Of course, the most important person in the decision is your loved one. Kenneth Norman Haglind recommends talking to them about how they feel about hospice care. Ken Haglind says that while this conversation may feel uncomfortable for you, take solace in the fact that your loved one has already mulled over the possibility of end of life care many times in their mind. If treatment is no longer working well, or they no longer want to pursue aggressive treatment options, Ken Haglind says that hospice care may be the next logical step. Your family member may even be relieved that you’re presenting them with the option, according to Kenneth Haglind. Many people who are dealing with terminal illness go through aggressive treatment at the insistence of family members, even though they may not want the treatment themselves.
If your loved one’s pain is getting harder and harder to manage, that’s another sign that it may be time to consider hospice care, according to Kenneth Haglind. Studies show that pain becomes more intense in the final stages of life. Talking to your loved one about making them as comfortable as possible through the progression of their disease can let them know that you’re making their comfort a top priority, even though the conversation may be emotionally difficult for you.

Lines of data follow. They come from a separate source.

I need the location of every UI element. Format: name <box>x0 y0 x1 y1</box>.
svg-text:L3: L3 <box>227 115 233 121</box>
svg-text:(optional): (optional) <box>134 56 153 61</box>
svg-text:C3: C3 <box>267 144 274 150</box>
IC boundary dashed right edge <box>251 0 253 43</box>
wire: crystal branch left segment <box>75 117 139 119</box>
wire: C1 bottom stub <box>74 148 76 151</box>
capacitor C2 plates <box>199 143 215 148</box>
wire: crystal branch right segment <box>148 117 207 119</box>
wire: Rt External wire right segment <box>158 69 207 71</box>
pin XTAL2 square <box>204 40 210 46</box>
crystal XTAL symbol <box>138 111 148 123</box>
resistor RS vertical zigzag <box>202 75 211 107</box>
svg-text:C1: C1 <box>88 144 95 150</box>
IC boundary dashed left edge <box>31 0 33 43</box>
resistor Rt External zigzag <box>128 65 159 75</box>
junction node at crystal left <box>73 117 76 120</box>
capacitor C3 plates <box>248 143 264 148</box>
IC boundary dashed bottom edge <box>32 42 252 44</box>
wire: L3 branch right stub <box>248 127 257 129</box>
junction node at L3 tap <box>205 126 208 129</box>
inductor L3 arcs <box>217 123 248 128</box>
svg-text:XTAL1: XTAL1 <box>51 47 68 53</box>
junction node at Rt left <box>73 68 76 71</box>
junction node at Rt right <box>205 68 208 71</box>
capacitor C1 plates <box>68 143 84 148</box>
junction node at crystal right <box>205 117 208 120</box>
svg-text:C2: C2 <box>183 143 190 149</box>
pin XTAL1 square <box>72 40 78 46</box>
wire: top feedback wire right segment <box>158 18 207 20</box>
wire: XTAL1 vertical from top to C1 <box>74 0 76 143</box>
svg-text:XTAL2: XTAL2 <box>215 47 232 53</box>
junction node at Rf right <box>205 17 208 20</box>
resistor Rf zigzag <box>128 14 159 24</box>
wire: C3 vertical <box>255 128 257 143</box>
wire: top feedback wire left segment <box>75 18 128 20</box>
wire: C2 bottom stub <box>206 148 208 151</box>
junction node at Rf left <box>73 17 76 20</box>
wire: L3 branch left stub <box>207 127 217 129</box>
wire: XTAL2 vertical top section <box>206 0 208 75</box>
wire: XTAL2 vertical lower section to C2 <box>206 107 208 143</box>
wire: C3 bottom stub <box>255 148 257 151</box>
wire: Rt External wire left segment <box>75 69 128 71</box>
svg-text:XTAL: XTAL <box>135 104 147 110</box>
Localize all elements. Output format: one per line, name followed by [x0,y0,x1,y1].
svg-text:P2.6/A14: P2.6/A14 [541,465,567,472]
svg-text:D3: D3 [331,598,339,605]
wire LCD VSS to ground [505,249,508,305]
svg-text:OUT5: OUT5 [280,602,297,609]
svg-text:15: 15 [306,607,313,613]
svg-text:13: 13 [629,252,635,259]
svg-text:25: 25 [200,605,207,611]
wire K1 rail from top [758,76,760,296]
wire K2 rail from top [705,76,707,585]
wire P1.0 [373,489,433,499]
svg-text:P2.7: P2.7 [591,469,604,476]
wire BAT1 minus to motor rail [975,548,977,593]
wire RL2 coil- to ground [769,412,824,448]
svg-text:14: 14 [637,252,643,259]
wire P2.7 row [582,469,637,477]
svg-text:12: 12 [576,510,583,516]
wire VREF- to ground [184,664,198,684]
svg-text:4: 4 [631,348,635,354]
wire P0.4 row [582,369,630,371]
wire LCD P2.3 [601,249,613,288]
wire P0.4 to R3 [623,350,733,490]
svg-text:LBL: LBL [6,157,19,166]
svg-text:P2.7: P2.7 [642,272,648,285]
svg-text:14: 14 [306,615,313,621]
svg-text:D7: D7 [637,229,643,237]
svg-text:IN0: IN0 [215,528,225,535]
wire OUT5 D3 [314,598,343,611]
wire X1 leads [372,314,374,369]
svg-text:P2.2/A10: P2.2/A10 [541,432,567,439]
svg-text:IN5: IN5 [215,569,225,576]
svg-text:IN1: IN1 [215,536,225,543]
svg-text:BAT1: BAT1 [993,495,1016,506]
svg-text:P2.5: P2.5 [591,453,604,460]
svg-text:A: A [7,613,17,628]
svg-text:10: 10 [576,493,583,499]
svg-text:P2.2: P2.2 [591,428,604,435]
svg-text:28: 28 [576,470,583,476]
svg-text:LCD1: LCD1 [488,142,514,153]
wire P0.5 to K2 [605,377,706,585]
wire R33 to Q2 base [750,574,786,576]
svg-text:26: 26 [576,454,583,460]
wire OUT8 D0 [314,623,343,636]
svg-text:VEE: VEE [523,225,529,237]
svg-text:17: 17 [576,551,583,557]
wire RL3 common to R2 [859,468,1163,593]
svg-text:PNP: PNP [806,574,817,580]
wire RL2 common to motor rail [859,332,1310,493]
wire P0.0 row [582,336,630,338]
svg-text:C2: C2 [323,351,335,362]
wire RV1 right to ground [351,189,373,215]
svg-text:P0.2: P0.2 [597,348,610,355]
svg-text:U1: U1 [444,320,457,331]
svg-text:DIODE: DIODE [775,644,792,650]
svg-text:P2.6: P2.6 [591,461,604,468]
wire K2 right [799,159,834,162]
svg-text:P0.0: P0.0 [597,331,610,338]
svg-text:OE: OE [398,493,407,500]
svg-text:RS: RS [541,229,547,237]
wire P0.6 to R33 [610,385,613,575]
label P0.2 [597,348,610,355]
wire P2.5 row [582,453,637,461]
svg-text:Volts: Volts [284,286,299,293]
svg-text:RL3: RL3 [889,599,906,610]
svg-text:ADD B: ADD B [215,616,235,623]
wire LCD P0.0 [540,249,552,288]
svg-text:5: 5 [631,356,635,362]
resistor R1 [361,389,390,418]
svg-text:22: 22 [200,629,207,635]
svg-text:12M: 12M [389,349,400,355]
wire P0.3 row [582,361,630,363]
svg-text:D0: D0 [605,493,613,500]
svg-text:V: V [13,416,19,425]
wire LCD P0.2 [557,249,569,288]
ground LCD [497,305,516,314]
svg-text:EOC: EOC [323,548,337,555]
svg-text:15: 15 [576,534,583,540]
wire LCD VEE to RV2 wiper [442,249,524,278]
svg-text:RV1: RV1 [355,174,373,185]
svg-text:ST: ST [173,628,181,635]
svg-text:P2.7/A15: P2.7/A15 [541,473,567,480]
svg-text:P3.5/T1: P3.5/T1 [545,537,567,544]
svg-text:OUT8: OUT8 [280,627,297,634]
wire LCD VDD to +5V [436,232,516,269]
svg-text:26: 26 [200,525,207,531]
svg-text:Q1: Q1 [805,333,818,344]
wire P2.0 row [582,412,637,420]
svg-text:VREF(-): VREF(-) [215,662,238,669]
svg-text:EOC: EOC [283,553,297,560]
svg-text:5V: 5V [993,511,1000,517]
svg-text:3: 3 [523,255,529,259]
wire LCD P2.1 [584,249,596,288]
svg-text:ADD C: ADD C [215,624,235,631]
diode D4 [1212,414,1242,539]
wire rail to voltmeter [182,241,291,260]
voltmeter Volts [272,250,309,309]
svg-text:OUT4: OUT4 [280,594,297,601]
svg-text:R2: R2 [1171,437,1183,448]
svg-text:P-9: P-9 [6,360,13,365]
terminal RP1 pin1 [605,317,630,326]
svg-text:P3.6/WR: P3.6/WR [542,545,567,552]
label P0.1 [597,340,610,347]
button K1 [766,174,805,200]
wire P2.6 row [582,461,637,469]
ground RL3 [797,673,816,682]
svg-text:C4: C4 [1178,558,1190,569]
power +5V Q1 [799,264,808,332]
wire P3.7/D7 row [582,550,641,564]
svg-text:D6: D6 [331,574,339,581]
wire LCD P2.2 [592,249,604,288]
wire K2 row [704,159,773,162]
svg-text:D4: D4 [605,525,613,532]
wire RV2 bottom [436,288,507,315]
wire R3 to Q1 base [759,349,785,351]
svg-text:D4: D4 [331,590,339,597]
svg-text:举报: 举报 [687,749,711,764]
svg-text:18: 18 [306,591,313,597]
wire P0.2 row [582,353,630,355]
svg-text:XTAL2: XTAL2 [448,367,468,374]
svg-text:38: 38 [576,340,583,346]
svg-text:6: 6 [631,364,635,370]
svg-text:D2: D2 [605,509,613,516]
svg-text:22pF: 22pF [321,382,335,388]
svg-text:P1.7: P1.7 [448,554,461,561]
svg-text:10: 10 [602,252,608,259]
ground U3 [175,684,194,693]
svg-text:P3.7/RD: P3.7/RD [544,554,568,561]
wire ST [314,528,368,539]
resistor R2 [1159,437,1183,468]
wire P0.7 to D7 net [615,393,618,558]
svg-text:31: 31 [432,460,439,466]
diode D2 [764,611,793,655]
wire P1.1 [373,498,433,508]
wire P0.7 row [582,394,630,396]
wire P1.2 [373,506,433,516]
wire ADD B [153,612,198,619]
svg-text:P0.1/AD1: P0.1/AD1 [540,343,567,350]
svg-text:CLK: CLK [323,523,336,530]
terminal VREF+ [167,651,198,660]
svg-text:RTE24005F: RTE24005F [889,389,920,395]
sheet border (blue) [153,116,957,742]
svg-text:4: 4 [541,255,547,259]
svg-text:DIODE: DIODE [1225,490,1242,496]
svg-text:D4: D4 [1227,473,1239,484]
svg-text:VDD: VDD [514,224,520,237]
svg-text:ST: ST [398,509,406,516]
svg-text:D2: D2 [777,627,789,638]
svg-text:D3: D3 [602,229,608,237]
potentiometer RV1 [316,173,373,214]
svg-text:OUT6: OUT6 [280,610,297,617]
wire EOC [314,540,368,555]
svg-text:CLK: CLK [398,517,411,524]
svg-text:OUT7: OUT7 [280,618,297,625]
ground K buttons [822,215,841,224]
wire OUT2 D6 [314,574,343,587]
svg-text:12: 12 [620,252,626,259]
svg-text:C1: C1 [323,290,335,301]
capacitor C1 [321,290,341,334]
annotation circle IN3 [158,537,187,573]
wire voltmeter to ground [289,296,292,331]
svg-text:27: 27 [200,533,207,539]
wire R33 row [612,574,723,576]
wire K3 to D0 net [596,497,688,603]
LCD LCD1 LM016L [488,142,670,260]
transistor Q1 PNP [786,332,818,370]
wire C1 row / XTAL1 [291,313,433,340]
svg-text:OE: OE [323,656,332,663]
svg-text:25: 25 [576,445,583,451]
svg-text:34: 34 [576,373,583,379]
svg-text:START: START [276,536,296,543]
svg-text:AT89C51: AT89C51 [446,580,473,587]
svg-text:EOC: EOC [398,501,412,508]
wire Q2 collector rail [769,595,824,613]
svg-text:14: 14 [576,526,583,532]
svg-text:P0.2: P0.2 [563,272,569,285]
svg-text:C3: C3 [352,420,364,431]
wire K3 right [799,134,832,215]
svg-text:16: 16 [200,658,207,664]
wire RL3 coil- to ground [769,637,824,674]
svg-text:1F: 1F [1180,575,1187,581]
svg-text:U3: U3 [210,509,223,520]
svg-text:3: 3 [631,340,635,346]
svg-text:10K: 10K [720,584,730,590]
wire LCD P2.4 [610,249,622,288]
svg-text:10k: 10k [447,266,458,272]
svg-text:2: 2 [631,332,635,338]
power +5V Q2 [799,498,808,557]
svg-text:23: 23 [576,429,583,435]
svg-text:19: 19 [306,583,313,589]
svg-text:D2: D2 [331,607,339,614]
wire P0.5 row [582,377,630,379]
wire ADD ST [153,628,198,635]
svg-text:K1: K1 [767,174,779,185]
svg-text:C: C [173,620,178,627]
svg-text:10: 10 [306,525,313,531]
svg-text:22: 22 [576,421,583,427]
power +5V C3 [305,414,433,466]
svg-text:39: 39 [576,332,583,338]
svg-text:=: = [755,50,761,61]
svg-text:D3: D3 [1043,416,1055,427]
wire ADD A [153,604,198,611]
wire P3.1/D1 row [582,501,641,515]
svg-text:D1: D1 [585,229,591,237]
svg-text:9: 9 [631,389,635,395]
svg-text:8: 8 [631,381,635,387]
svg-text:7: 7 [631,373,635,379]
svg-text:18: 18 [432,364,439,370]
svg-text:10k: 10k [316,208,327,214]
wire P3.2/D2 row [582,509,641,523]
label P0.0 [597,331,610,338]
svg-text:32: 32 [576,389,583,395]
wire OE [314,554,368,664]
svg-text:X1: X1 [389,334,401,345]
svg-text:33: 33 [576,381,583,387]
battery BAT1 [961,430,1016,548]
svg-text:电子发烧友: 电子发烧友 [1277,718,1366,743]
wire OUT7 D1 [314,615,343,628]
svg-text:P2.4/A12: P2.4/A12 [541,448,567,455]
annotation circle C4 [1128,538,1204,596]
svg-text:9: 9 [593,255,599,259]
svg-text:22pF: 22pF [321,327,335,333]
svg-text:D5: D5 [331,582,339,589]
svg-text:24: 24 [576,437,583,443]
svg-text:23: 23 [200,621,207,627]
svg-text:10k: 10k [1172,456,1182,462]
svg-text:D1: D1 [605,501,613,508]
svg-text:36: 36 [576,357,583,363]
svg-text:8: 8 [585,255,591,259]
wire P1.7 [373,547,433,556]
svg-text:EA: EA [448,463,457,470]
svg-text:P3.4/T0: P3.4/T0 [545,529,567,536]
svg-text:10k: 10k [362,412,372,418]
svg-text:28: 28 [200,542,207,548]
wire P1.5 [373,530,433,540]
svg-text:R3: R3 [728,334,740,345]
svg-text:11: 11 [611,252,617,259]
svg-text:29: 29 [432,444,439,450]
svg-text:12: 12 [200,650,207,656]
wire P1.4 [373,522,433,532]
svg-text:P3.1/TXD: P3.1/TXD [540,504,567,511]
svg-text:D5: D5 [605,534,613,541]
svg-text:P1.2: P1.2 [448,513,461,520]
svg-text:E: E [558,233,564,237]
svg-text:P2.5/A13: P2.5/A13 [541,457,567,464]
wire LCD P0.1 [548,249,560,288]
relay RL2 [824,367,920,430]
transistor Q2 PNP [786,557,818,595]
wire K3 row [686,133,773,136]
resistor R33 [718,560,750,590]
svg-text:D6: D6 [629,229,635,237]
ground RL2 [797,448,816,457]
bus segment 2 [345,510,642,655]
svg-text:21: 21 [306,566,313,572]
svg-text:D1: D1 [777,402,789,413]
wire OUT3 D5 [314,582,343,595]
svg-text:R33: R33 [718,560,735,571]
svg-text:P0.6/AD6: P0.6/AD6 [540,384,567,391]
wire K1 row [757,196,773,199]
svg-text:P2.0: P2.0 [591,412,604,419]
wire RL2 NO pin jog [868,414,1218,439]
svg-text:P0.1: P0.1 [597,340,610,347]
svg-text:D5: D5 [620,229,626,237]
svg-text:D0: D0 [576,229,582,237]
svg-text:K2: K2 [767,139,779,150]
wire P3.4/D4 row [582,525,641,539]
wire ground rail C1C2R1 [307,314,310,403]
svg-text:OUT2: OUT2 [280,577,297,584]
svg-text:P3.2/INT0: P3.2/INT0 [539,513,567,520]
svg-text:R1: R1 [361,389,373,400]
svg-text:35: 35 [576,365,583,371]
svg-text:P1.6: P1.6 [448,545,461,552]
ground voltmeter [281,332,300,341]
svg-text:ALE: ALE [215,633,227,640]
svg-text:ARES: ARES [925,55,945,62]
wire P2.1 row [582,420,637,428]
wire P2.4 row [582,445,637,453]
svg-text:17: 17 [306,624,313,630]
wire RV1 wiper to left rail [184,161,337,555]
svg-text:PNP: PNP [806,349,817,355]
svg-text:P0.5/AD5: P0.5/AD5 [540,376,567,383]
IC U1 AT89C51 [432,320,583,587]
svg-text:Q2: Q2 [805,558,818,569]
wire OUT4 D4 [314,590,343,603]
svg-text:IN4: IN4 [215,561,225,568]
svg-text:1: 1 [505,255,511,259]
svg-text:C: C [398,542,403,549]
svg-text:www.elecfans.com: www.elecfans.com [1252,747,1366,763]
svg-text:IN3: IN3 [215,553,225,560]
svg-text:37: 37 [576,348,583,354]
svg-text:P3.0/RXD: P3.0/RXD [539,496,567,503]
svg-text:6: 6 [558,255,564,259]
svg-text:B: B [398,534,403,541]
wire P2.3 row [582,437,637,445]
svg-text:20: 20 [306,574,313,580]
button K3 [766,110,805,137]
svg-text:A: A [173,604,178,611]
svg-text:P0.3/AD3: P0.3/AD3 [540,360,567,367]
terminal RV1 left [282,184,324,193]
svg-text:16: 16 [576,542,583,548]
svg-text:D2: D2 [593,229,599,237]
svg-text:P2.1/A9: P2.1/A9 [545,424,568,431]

While your loved one is the top priority, Kenneth Norman Haglind also recommends taking stock of your own energy and stress levels. Being a full or part time caretaker of a loved one takes a toll not only on you – but on your family members as well. In order for you to be there for your loved one, you need to take care of yourself first. If you’re not able to manage your own stress levels while caring for your loved one, hospice may be the answer. Kenneth Haglind urges you to remember that this does not mean you’re giving up on your loved one – you can still be heavily involved in their care.